【大分】大分市中央町のライブハウス「AT HALL(アトホール)」が開店20周年を迎えた。音楽のほか、演劇や映画、詩の朗読、ダンス、お笑いなど幅広いジャンルのアーティストがステージに立ち、県内のカルチャーシーンを盛り上げてきた。代表の河村浩さん(61)は「これからも生の舞台、ライブの魅力を届けていきたい」と話している。
2004年11月、若草公園北側の雑居ビル3階にオープン。店名はアットホームな空間を目指して名付けた。椅子席約50人、立ち見約150人を収容。県内外のプロ、アマチュアを問わず、さまざまな表現活動の受け皿になっている。

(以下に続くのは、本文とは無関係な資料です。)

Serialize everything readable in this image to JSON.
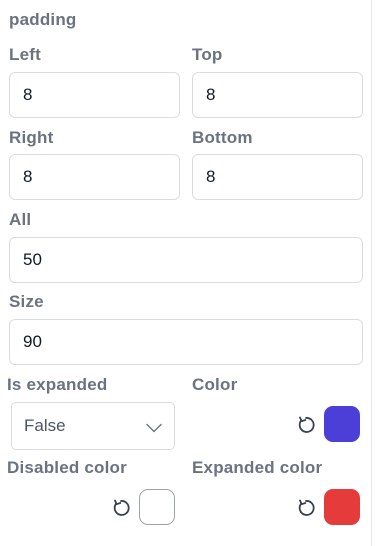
{
  "section": {
    "title": "padding"
  },
  "fields": {
    "left": {
      "label": "Left",
      "value": "8"
    },
    "top": {
      "label": "Top",
      "value": "8"
    },
    "right": {
      "label": "Right",
      "value": "8"
    },
    "bottom": {
      "label": "Bottom",
      "value": "8"
    },
    "all": {
      "label": "All",
      "value": "50"
    },
    "size": {
      "label": "Size",
      "value": "90"
    }
  },
  "is_expanded": {
    "label": "Is expanded",
    "value": "False"
  },
  "colors": {
    "color": {
      "label": "Color",
      "value": "#4c3fd8"
    },
    "disabled_color": {
      "label": "Disabled color",
      "value": "#ffffff"
    },
    "expanded_color": {
      "label": "Expanded color",
      "value": "#e53b3b"
    }
  },
  "icons": {
    "reset": "reset-icon",
    "dropdown": "chevron-down-icon"
  }
}
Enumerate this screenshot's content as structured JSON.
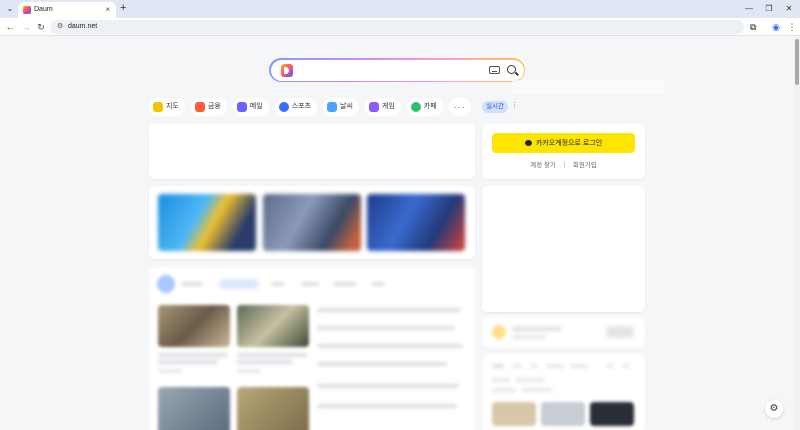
{
  "browser": {
    "tab_title": "Daum",
    "tab_close": "×",
    "new_tab": "+",
    "tab_menu": "⌄",
    "url": "daum.net",
    "nav": {
      "back": "←",
      "forward": "→",
      "reload": "↻"
    },
    "window": {
      "minimize": "—",
      "restore": "❐",
      "close": "✕"
    }
  },
  "services": [
    {
      "label": "지도",
      "icon": "map-icon",
      "color": "#f2c500"
    },
    {
      "label": "금융",
      "icon": "finance-icon",
      "color": "#ff5a3c"
    },
    {
      "label": "메일",
      "icon": "mail-icon",
      "color": "#6c63ff"
    },
    {
      "label": "스포츠",
      "icon": "sports-icon",
      "color": "#3a6cff"
    },
    {
      "label": "날씨",
      "icon": "weather-icon",
      "color": "#4aa3ff"
    },
    {
      "label": "게임",
      "icon": "game-icon",
      "color": "#8d5cff"
    },
    {
      "label": "카페",
      "icon": "cafe-icon",
      "color": "#2fbf71"
    }
  ],
  "more_label": "···",
  "realtime_label": "실시간",
  "login": {
    "button": "카카오계정으로 로그인",
    "find_account": "계정 찾기",
    "signup": "회원가입"
  },
  "colors": {
    "kakao_yellow": "#fee500",
    "page_bg": "#f5f6f8"
  }
}
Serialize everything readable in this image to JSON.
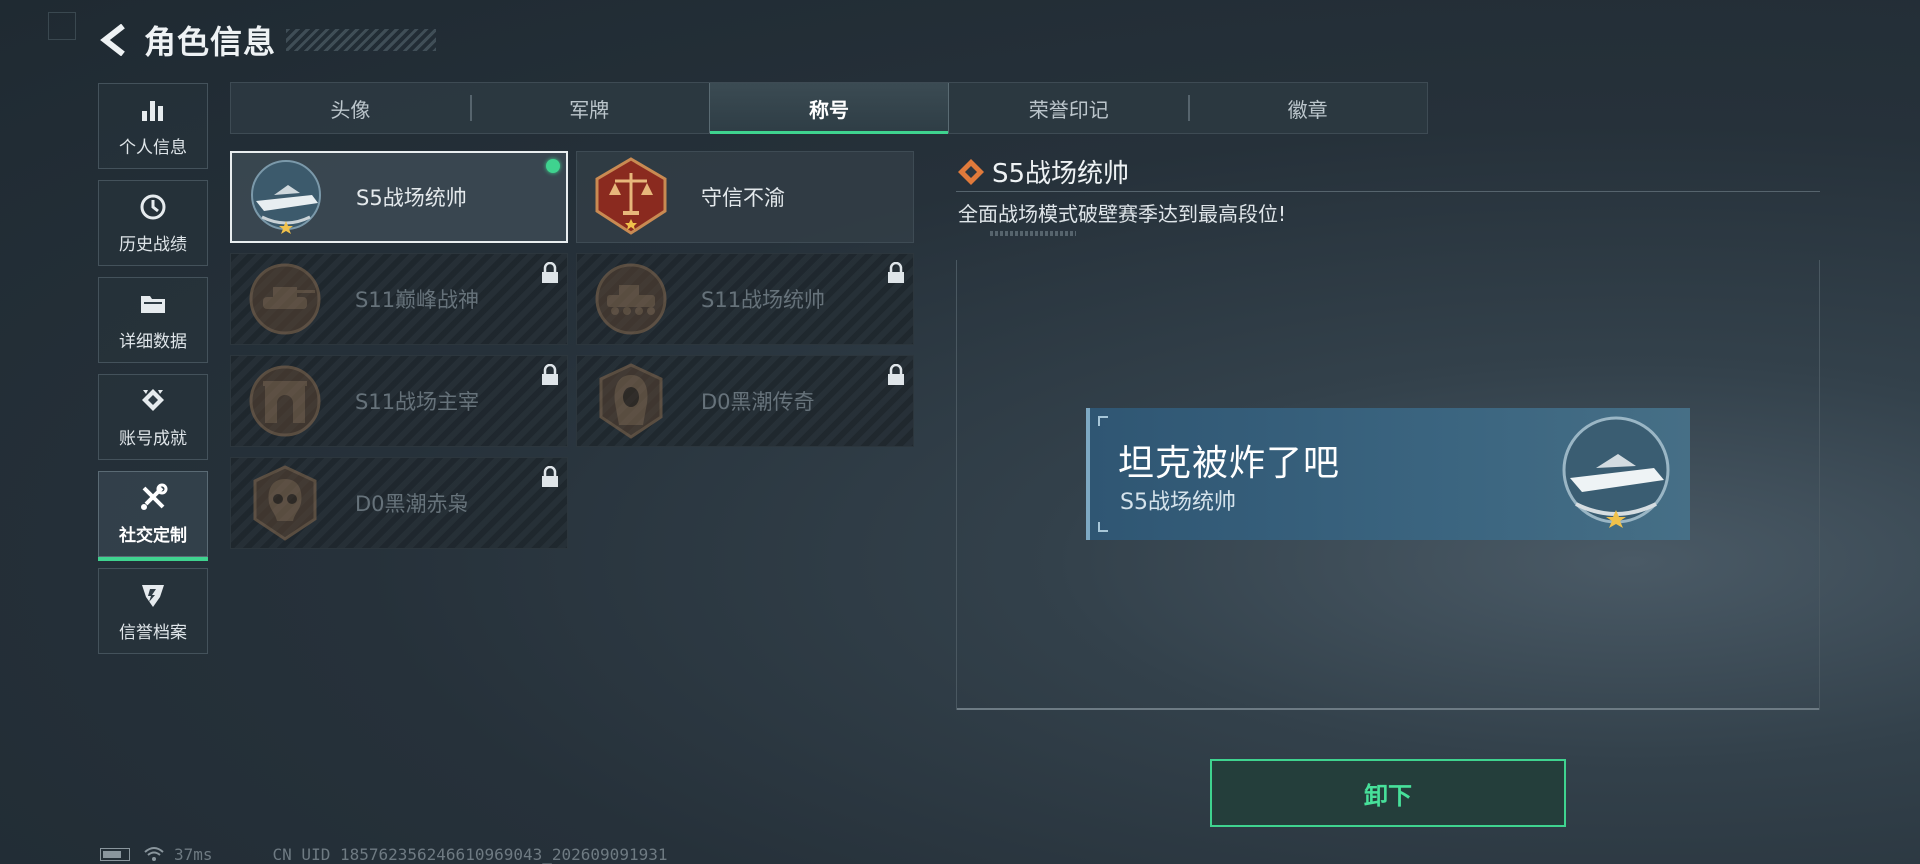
{
  "header": {
    "title": "角色信息",
    "back_icon": "back-arrow-icon"
  },
  "sidebar": {
    "items": [
      {
        "label": "个人信息",
        "icon": "bar-chart-icon",
        "active": false
      },
      {
        "label": "历史战绩",
        "icon": "clock-icon",
        "active": false
      },
      {
        "label": "详细数据",
        "icon": "folder-icon",
        "active": false
      },
      {
        "label": "账号成就",
        "icon": "achievement-icon",
        "active": false
      },
      {
        "label": "社交定制",
        "icon": "tools-icon",
        "active": true
      },
      {
        "label": "信誉档案",
        "icon": "shield-badge-icon",
        "active": false
      }
    ]
  },
  "tabs": [
    {
      "label": "头像",
      "active": false
    },
    {
      "label": "军牌",
      "active": false
    },
    {
      "label": "称号",
      "active": true
    },
    {
      "label": "荣誉印记",
      "active": false
    },
    {
      "label": "徽章",
      "active": false
    }
  ],
  "titles": [
    {
      "label": "S5战场统帅",
      "medal": "speedboat-medal-icon",
      "locked": false,
      "selected": true,
      "equipped": true
    },
    {
      "label": "守信不渝",
      "medal": "scales-medal-icon",
      "locked": false,
      "selected": false,
      "equipped": false
    },
    {
      "label": "S11巅峰战神",
      "medal": "tank-medal-icon",
      "locked": true,
      "selected": false,
      "equipped": false
    },
    {
      "label": "S11战场统帅",
      "medal": "armored-vehicle-medal-icon",
      "locked": true,
      "selected": false,
      "equipped": false
    },
    {
      "label": "S11战场主宰",
      "medal": "arch-medal-icon",
      "locked": true,
      "selected": false,
      "equipped": false
    },
    {
      "label": "D0黑潮传奇",
      "medal": "hooded-figure-medal-icon",
      "locked": true,
      "selected": false,
      "equipped": false
    },
    {
      "label": "D0黑潮赤枭",
      "medal": "skull-medal-icon",
      "locked": true,
      "selected": false,
      "equipped": false
    }
  ],
  "detail": {
    "title": "S5战场统帅",
    "description": "全面战场模式破壁赛季达到最高段位!",
    "preview": {
      "player_name": "坦克被炸了吧",
      "title_label": "S5战场统帅"
    },
    "action_label": "卸下"
  },
  "status": {
    "ping": "37ms",
    "uid": "CN UID 1857623562466109690​43_202609091931"
  },
  "colors": {
    "accent": "#3fd38f",
    "plate": "#3b6580"
  }
}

河村さんは同市出身。上野ケ丘中、大分上野丘高時代はバンド演奏、東京都立大在学中は8ミリ映画の自主製作に熱中。卒業後は地元で家業の酒店を継いだ。00年に店をたたんで同市で音楽練習スタジオを経営していたが、知人の勧めもありライブハウスを始めた。
コロナ禍には公演の中止が相次ぐなど平たんな道のりではなかったが、持ち前の「まあいっか」精神で乗り越えてきた。「20年と聞いて自分が一番ビビっています」。気さくで、ひょうひょうとした人柄が店の魅力にもなっている。
バンドで活動する上野良介さん(34)も「演者や客層の幅が広く、気軽に出入りできる雰囲気がいい」と、19年ごろからスタッフとして音響やブッキングなどを担当するようになった。
近年はオンライン配信でも音楽ライブや演劇などを楽しめるようになっている。河村さんは「配信では味わえない熱量や空気、臨場感がある。やっぱり生で見て、聴いてほしい」と話している。
■別府市で24日に記念イベント
節目を記念し、ゆかりのバンドやシンガー・ソングライターら14組が参加したアルバム「AT RANDOM」を発売。24日正午からは、別府市北浜の別府ブルーバード劇場フレックスホールで記念イベントを開く。県内外の8組が出演。前売り3千円(当日千円高)、学生千円、県外者2千円。